He was born in Paisley, the third son of James Coats and Catherine Mitchell, and is deeply associated with that town. He attended Paisley Grammar School and then the University of Glasgow, at first intending to study for as a minister. However he decided to follow his father as a thread manufacturer (largely in partnership with his younger brother Thomas Coats).

In 1850, he had a large mansion, Woodside House, built for him in Paisley. This was designed by Charles Wilson.

He was knighted in 1869.
Following his wife's death in 1877 he retired to Auchedrane near Maybole in Ayrshire. He is fondly remembered in Maybole.

He was elected a Fellow of the Royal Society of Edinburgh in 1881. His proposers were Sir Daniel Macnee, Sir Archibald Geikie, Alexander Buchan and Robert Mackay Smith.
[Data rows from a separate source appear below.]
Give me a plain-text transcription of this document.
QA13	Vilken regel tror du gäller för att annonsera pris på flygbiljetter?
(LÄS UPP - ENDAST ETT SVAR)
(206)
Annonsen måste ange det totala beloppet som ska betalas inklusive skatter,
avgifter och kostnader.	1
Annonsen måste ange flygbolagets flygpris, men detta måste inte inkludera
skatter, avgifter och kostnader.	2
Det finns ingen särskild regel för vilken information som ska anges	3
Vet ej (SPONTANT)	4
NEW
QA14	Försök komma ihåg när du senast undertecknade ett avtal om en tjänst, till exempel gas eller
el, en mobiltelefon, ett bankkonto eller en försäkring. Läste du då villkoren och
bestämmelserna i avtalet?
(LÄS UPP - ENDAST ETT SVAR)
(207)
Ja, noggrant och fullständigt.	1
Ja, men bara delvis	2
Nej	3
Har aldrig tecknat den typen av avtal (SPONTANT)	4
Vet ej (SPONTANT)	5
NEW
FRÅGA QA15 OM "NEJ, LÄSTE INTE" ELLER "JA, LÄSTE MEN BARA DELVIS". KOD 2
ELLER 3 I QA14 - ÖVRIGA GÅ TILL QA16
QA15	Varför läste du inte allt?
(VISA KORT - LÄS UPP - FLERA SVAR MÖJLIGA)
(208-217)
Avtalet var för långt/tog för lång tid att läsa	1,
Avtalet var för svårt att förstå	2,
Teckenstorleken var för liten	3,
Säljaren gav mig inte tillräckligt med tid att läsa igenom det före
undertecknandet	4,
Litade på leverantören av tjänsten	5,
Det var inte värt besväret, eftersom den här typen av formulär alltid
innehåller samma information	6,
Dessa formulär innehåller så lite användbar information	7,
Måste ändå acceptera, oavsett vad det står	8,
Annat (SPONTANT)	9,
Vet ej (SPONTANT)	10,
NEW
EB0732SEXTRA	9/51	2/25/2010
He died in the Mustapha Superieur quarter of Algiers on 9 March 1890 aged 81. His body was returned to Paisley for burial in Woodside Cemetery, west of the town centre. The bronze central tablet has been stolen from the grave but the inscription is visible in silhouette. The grave is paired with that of Sir Thomas Coats, flanking the statue to James Fillans.

==Philanthropy==

In the same vein as Carnegie, Coats believed that gain in personal wealth had to be balanced against good deeds in a public way. In 1870 Coats gifted his home town of Paisley a Free Library and Museum, the Paisley Museum and Art Galleries, built wholly at his expense, and intended for the improvement and education of all.

==Artistic recognition==
A statue of Peter Coats is paired with a statue of Thomas Coats in the centre of Paisley just west of the town hall. The pair were sculpted by William Birnie Rhind.

==Family==

Sir Peter and his wife Gloranna McKenzie had twelve children, five sons and seven daughters.
Their eldest son, Sir James Coats (1834–1913), was made a baronet in 1905.